An internal audit into the Commodity Futures Trading Commission’s whistleblower program will be restarted after it took a seat to other priorities last year, according to a report from the agency’s Inspector General.

The Inspector General’s report, which was initially submitted to Congress in September but only publicly released on Monday, said the audit’s goal will be to “determine the reason, if any, for the limited number of CFTC whistleblower awards compared to the SEC, and to recommend best practices in this area.”

The five-year-old whistleblower program gave out its first whistleblower award in May 2014 — $240,000 to a whistleblower who helped expose violations of the Commodity Exchange Act. Another award was doled out this September for $290,000.

The SEC has paid out $54 million in whistleblower awards since 2011, including $37 million in 2015 alone. Phillips & Cohen LLP secured for an international client the largest SEC whistleblower award, more than $30 million.

The CFTC has been trying to do its best to handle whistleblower cases with an admittedly limited staff and a tight budget. But things are looking up for the agency that’s often thought of as the younger sibling to the Securities and Exchange Commission: The FY 2016 budget includes an additional $72 million for the CFTC, raising its budget to $322 million.

Though the CFTC whistleblower program is still in its infancy, CFTC Chairman Timothy Massad has indicated that he expects the program to start to take off.
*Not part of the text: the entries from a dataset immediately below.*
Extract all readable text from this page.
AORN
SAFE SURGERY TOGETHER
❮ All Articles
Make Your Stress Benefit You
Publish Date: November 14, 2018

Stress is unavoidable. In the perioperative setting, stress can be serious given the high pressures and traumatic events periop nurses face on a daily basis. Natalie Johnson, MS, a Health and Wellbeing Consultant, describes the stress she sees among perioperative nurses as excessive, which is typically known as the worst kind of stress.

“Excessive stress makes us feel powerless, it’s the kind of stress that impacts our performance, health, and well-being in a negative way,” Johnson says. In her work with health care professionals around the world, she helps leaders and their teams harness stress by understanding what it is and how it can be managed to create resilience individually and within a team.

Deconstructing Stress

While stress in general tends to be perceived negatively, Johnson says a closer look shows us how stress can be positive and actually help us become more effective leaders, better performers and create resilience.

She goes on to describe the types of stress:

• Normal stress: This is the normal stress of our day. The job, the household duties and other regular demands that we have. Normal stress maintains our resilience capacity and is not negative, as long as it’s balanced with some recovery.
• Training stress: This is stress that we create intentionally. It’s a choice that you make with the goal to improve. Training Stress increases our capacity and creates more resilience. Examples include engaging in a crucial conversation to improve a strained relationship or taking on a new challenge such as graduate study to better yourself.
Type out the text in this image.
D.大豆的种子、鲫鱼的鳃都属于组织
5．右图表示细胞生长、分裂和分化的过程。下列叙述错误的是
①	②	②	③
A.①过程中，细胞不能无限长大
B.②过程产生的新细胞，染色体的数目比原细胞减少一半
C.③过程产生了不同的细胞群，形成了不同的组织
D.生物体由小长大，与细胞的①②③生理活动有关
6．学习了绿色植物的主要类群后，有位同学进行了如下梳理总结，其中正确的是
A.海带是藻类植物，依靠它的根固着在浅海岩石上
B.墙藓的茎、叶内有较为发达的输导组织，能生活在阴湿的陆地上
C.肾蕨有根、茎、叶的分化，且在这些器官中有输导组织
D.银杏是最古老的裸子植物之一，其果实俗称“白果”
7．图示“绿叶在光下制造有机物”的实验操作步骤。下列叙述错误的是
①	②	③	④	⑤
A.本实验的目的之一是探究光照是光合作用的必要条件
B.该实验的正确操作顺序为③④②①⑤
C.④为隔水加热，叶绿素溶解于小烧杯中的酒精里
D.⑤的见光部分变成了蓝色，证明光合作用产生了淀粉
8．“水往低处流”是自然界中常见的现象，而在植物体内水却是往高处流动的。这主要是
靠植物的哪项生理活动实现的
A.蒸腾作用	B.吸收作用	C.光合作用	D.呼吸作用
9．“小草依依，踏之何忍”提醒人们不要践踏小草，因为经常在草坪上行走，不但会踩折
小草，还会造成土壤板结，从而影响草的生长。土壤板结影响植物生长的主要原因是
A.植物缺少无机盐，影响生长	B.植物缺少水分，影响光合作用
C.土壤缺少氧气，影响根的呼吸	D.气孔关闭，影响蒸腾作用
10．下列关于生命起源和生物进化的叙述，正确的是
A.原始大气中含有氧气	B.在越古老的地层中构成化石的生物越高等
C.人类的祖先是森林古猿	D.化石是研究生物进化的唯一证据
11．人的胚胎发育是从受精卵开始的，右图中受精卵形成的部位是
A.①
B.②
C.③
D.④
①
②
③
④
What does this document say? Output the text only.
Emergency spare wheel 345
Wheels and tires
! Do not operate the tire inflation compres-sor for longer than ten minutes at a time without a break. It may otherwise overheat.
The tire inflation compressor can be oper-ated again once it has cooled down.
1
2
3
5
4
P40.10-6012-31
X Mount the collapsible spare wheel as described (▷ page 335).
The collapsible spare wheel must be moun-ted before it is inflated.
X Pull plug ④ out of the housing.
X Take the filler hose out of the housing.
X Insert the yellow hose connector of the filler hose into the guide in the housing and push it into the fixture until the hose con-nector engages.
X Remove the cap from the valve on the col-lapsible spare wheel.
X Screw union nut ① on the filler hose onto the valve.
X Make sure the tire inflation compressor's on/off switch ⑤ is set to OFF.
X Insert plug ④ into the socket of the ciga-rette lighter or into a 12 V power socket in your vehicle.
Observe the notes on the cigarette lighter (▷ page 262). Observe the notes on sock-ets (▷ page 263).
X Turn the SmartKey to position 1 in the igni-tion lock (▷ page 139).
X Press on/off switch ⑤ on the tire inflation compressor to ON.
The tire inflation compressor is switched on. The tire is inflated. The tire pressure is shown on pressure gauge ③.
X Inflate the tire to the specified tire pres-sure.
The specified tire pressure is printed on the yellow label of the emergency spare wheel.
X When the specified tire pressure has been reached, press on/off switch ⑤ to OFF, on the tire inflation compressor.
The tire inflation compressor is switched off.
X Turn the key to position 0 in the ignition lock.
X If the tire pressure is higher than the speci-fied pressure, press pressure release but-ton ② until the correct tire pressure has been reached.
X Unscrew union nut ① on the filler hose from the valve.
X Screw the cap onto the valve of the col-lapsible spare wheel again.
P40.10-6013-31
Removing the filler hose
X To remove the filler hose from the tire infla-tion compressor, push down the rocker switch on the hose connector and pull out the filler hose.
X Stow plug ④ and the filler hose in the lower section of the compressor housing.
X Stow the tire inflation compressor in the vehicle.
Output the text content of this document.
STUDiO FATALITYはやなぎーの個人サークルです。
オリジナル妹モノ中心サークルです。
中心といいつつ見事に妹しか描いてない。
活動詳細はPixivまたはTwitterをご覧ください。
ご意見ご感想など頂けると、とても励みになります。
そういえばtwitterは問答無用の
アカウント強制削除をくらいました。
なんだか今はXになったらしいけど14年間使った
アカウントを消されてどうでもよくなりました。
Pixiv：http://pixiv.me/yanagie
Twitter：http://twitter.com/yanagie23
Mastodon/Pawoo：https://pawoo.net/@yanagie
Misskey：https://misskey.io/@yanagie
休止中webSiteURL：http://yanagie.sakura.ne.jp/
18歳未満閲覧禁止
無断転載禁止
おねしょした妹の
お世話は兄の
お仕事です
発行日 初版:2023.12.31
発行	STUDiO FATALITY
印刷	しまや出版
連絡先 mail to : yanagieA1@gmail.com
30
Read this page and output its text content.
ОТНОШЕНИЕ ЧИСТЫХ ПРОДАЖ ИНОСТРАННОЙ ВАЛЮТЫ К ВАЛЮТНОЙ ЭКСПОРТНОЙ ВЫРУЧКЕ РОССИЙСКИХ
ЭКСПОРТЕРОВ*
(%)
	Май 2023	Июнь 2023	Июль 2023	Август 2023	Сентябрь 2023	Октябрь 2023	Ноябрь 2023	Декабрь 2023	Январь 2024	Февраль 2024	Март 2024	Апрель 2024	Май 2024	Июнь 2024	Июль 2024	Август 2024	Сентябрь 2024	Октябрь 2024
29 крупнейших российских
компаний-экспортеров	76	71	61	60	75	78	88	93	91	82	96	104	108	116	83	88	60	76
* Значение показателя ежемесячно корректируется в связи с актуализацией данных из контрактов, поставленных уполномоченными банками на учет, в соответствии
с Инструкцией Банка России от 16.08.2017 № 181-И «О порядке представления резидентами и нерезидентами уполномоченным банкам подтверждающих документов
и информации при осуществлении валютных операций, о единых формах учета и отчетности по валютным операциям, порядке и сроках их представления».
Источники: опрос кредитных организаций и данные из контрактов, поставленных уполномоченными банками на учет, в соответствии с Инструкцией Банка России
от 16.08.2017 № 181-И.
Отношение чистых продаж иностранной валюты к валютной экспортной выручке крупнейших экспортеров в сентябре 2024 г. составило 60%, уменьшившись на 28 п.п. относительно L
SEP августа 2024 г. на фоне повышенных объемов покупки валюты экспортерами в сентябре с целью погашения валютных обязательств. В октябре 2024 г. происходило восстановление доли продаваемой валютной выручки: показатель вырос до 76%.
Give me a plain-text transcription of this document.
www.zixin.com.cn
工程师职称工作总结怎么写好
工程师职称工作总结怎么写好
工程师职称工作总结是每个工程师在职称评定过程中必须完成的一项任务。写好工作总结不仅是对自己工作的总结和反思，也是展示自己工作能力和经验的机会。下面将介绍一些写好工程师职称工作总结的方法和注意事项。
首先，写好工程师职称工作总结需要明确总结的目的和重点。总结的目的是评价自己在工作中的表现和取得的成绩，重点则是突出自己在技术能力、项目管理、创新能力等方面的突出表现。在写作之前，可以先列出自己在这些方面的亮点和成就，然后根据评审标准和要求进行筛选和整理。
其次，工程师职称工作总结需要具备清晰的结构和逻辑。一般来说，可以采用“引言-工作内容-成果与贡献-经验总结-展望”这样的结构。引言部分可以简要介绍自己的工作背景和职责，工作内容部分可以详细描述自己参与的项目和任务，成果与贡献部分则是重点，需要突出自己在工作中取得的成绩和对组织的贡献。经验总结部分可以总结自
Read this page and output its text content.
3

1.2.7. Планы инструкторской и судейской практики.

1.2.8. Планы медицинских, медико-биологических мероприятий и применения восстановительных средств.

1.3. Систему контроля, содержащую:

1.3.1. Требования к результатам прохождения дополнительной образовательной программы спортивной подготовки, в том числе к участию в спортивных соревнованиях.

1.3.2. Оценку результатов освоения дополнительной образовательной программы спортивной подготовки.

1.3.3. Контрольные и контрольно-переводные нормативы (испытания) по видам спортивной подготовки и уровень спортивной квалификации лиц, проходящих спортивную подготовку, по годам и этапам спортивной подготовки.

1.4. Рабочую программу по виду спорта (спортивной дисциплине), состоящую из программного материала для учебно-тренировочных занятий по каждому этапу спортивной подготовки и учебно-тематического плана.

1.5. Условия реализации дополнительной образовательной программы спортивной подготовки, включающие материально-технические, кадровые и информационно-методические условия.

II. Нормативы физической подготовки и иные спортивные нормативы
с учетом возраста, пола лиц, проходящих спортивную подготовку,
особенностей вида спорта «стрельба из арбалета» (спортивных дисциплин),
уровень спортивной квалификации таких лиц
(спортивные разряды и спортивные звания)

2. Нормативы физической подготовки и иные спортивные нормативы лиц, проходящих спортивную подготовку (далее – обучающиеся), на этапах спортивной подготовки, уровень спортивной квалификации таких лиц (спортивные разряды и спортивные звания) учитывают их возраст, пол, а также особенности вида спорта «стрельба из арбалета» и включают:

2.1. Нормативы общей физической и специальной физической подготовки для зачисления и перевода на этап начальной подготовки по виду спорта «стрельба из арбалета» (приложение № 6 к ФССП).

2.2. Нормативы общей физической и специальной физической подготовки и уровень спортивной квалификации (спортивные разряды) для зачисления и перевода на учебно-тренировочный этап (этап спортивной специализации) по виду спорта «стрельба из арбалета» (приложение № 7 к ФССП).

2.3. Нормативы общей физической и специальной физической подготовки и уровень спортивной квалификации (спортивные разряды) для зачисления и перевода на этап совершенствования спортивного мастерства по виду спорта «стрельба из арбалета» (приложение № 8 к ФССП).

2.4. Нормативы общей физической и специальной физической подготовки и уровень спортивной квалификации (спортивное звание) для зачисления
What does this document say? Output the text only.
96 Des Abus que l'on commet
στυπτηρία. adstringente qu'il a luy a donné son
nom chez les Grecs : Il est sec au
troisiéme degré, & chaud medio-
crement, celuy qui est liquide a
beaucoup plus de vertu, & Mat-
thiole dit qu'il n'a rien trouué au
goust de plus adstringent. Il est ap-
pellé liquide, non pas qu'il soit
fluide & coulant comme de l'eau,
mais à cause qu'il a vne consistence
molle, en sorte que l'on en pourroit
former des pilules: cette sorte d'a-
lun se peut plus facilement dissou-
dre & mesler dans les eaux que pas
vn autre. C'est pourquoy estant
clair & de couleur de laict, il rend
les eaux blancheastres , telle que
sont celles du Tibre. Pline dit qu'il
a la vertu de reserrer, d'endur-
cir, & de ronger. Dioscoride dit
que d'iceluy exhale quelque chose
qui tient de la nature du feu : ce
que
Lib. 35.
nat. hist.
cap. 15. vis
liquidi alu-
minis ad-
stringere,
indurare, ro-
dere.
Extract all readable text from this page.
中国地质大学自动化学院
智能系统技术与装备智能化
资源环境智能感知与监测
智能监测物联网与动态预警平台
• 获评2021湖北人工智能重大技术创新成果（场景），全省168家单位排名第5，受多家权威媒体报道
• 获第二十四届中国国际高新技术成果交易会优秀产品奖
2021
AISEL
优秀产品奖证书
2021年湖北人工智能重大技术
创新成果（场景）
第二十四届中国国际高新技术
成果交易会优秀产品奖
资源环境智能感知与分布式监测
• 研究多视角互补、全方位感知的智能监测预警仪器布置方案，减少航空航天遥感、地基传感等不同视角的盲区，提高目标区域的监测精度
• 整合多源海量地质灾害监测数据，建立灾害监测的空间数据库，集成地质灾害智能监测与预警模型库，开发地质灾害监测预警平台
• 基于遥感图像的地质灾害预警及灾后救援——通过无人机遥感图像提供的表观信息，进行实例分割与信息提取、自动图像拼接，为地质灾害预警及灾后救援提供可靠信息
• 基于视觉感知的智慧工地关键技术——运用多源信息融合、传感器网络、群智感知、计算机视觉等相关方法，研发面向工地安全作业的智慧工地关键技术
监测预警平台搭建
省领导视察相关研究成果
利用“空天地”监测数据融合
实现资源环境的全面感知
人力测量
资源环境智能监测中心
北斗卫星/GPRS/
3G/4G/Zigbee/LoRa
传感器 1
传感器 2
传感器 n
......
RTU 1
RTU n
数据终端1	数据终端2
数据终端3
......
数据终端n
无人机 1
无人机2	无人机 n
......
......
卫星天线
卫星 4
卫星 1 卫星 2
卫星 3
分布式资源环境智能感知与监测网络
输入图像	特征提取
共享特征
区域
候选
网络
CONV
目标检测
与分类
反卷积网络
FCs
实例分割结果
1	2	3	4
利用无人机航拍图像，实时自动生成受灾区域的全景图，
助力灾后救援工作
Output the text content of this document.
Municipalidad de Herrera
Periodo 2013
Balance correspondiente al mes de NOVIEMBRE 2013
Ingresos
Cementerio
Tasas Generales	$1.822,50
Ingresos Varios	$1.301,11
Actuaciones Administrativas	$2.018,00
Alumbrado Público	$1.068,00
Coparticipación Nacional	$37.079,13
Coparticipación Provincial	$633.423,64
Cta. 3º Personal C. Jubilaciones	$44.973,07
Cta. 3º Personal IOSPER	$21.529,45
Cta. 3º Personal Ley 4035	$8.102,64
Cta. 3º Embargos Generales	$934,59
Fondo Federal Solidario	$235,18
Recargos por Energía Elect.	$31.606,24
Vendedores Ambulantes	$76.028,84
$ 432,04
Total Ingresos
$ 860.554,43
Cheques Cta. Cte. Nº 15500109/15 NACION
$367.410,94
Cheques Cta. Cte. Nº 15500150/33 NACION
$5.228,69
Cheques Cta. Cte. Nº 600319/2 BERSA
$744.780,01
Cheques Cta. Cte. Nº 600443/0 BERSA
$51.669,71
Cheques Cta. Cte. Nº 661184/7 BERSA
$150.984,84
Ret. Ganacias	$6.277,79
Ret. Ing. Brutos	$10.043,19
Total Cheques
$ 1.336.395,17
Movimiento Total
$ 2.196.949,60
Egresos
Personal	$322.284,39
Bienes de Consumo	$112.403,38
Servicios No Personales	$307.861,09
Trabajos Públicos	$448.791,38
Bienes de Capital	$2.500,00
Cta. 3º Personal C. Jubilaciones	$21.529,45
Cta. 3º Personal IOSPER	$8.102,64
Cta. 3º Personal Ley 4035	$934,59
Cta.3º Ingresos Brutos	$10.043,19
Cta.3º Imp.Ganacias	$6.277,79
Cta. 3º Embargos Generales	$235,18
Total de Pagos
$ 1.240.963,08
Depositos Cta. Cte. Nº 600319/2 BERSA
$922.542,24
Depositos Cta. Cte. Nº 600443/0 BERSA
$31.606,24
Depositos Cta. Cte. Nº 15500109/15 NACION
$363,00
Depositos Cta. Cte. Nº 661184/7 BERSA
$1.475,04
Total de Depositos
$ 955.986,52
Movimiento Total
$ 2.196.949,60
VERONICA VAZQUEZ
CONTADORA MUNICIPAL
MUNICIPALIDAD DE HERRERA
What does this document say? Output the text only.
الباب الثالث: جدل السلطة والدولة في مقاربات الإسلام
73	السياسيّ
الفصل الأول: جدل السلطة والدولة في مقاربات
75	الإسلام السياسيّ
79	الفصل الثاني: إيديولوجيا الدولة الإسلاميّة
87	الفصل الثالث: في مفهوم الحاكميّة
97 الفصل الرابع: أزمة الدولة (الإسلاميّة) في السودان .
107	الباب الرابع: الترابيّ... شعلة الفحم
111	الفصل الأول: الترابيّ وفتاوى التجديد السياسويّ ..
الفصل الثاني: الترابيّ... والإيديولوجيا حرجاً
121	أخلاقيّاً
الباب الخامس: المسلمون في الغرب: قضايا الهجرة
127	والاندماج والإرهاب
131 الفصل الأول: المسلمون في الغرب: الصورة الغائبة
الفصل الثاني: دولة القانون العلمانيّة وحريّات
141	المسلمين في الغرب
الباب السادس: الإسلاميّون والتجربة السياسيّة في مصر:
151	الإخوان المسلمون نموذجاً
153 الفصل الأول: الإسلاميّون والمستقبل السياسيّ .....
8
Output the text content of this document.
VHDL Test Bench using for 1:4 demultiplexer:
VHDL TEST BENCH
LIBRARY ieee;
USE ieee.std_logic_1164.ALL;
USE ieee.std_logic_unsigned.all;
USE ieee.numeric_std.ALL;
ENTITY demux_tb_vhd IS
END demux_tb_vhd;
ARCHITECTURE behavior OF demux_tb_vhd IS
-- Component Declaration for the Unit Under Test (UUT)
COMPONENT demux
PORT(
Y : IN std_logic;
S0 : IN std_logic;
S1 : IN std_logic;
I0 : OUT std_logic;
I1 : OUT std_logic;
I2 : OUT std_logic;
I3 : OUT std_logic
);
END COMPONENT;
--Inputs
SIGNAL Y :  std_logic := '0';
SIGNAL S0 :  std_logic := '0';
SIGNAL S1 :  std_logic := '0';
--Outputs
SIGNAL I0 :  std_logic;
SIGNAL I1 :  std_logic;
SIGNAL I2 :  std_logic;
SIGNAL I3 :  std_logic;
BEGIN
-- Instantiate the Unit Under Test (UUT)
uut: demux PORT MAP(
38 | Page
“This is a relatively new program so it is still growing,” Massad said at a Senate hearing in May. “We believe the program will be an important tool going forward in identifying, investigating, and prosecuting violations of the law.”

Christopher Ehrman, director of the CFTC Whistleblower Office, said at a conference in November that his staff has increased from three to eight and that he expects 2016 will be the year “when we hit our stride.”